Alyeschem Aims for Big Impact With ‘Tiny’ North Slope Methanol Plant
The private equity-backed company is building the first project of its kind to serve Alaska’s Prudhoe Bay oil producers
Wall Street Journal
Private equity-backed chemical company Alyeschem plans to build Alaska’s first methanol production plant, a small project that state authorities expect will benefit both regional oil producers and the environment while taking advantage of abundant water and natural-gas supplies at the Arctic site.

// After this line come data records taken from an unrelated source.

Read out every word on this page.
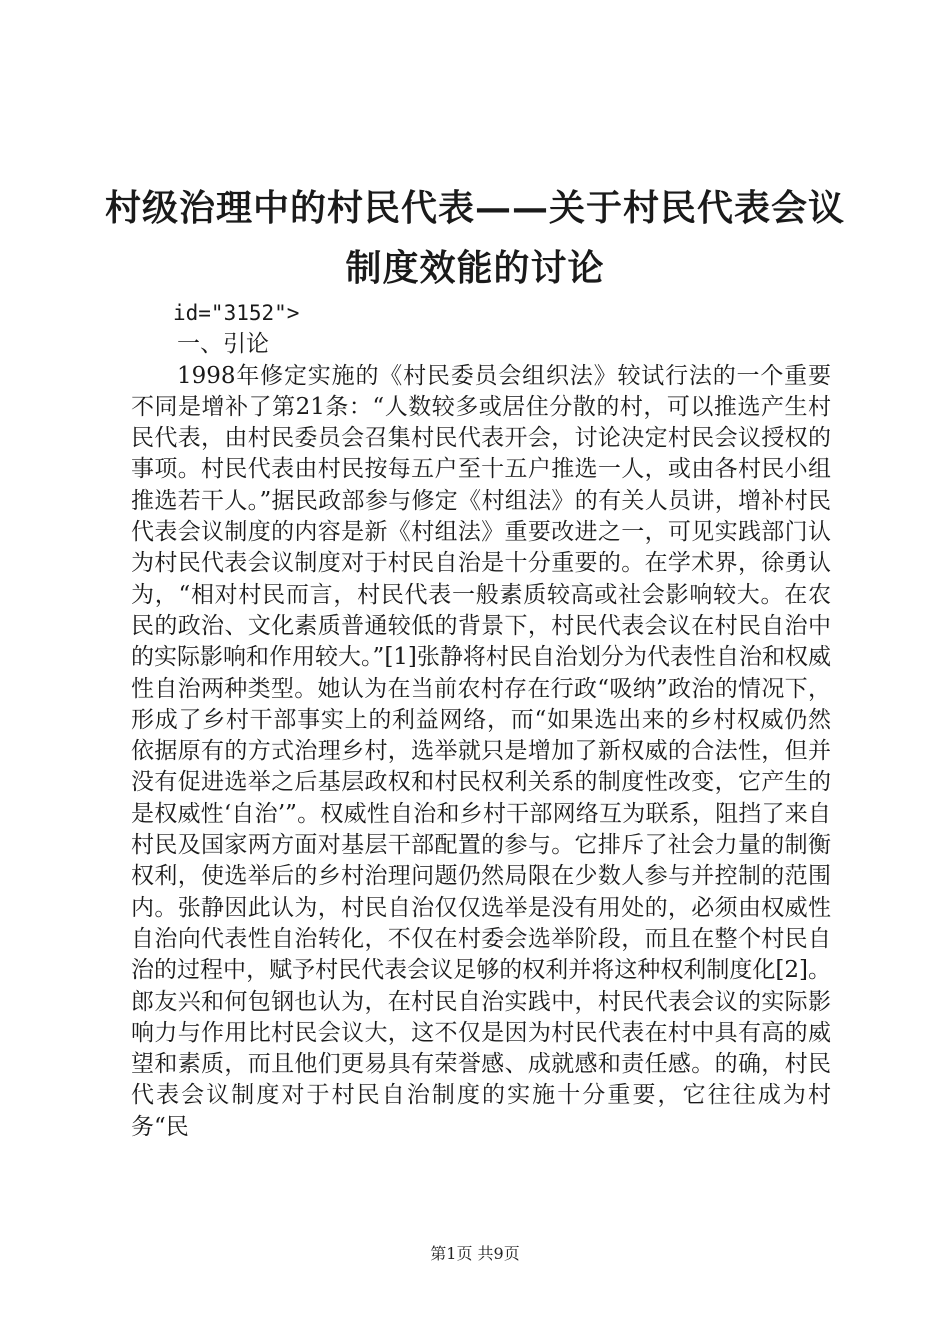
村级治理中的村民代表——关于村民代表会议
制度效能的讨论

id="3152">

一、引论

1998年修定实施的《村民委员会组织法》较试行法的一个重要不同是增补了第21条：“人数较多或居住分散的村，可以推选产生村民代表，由村民委员会召集村民代表开会，讨论决定村民会议授权的事项。村民代表由村民按每五户至十五户推选一人，或由各村民小组推选若干人。”据民政部参与修定《村组法》的有关人员讲，增补村民代表会议制度的内容是新《村组法》重要改进之一，可见实践部门认为村民代表会议制度对于村民自治是十分重要的。在学术界，徐勇认为，“相对村民而言，村民代表一般素质较高或社会影响较大。在农民的政治、文化素质普通较低的背景下，村民代表会议在村民自治中的实际影响和作用较大。”[1]张静将村民自治划分为代表性自治和权威性自治两种类型。她认为在当前农村存在行政“吸纳”政治的情况下，形成了乡村干部事实上的利益网络，而“如果选出来的乡村权威仍然依据原有的方式治理乡村，选举就只是增加了新权威的合法性，但并没有促进选举之后基层政权和村民权利关系的制度性改变，它产生的是权威性‘自治’”。权威性自治和乡村干部网络互为联系，阻挡了来自村民及国家两方面对基层干部配置的参与。它排斥了社会力量的制衡权利，使选举后的乡村治理问题仍然局限在少数人参与并控制的范围内。张静因此认为，村民自治仅仅选举是没有用处的，必须由权威性自治向代表性自治转化，不仅在村委会选举阶段，而且在整个村民自治的过程中，赋予村民代表会议足够的权利并将这种权利制度化[2]。郎友兴和何包钢也认为，在村民自治实践中，村民代表会议的实际影响力与作用比村民会议大，这不仅是因为村民代表在村中具有高的威望和素质，而且他们更易具有荣誉感、成就感和责任感。的确，村民代表会议制度对于村民自治制度的实施十分重要，它往往成为村务“民

第1页 共9页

Backed by private-equity firms BP Energy Partners in Dallas and Anchorage-based McKinley Alaska Private Investment, Alyeschem is developing the roughly $150 million project on Alaska’s North Slope, home to Prudhoe Bay, the largest oil field in North America, to serve energy companies operating there.

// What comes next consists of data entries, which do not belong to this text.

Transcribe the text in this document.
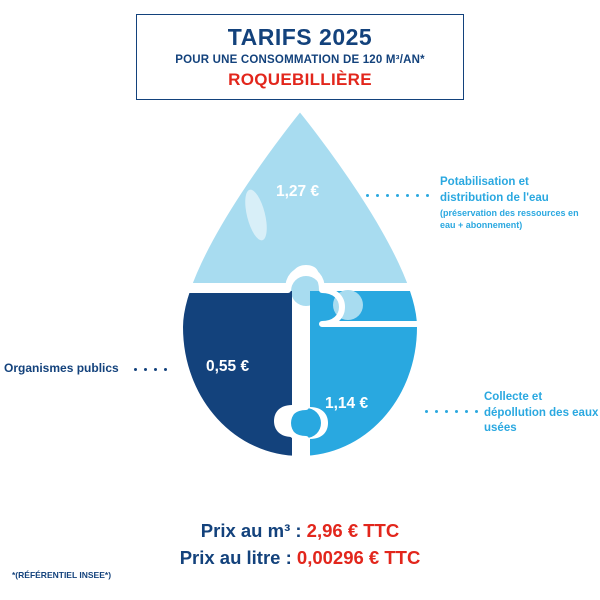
TARIFS 2025
POUR UNE CONSOMMATION DE 120 M³/AN*
ROQUEBILLIÈRE
1,27 €
0,55 €
1,14 €
Potabilisation et distribution de l'eau
(préservation des ressources en eau + abonnement)
Collecte et dépollution des eaux usées
Organismes publics
Prix au m³ : 2,96 € TTC
Prix au litre : 0,00296 € TTC
*(RÉFÉRENTIEL INSEE*)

In addition to methanol, Alyeschem’s plant will produce low-sulfur diesel for use in engines, said JR Wilcox, Alyeschem’s founder and chief executive
Methanol helps prevent freezing and the accumulation of solid hydrates that can plug gas-compression equipment and limit pipeline flow, and it acts as a solvent and corrosion inhibitor. Prudhoe Bay operations have long relied on methanol imported from the Caribbean and Asia by sea to Anchorage and then hauled hundreds of miles north.
“We know the demand is there because we’ve been using methanol that’s been imported from outside the U.S. for decades,” said Randy Ruaro, executive director of Alaska Industrial Development and Export Authority, or AIDEA. “We know there’s a need for the product.”
The state development agency earlier this year pledged as much as $70 million to finance the methanol plant. The project also got a boost from an agreement that Alyeschem struck with energy company ConocoPhillips, one of the largest operators in Prudhoe Bay. Wilcox said Conoco will buy methanol and diesel from Alyeschem while supplying the plant with natural gas and carbon dioxide—oil-extraction byproducts that are crucial ingredients of methanol.
“Conoco is a partner on both sides. They are a supplier and consumer,” Wilcox said. He expects to make similar deals with more local oil-and-gas producers in the future, he added.
Alaska restricts flaring of natural gas, a common way to dispose of the volatile substance, but a lack of pipelines limits shipments to markets. So energy companies over the years have stored huge volumes of gas underground, and that can provide methanol feedstock, according to Wilcox and Ruaro.
“We have trillions and trillions of cubic feet of natural gas waiting for use,” Ruaro said.
The plant is expected to begin operating in 2027 and produce a daily average of roughly 32,000 gallons of methanol and 63,000 gallons of diesel. That volume makes it “tiny compared to most of the chemical plants that get built in the world,” Wilcox said.
But since shipping is by far the largest component of imported methanol’s cost, a local source could offer significant savings to users even if it couldn’t match the prices charged by bigger, more efficient plants, he said.
“The logistic costs to move things into the North Slope of Alaska are so large that it makes sense to build a smaller plant that wouldn’t be efficient if it was competing in the global market,” Wilcox said.
But Alyeschem is expected to generate other benefits, including from the hydrogen it will produce as a byproduct of making methanol. Some of the hydrogen will be used to produce diesel from regional heating oil, Wilcox said.
“We have a surplus of hydrogen compared to what’s necessary to make the methanol. We can use it to remove the sulfur from the Arctic heating fuel and make ultralow sulfur diesel,” he said. “It’s a very synergistic process.”
Alyeschem is developing its plant as increased oil-and-gas activity in Alaska raises concerns about the environment. AIDEA’s Ruaro said the project’s “multiple winners” include the environment, as it will reduce carbon emissions from methanol-hauling trucks and ships. It will also create jobs and lower costs for local energy companies, he said. “It is the model AIDEA wants to replicate in other projects, whether they’re a methanol plant or something else,” Ruaro said.
“It’s the shared financing with the private sector, the development of Alaska’s natural resources and the benefits of producing something in Alaska versus outside.”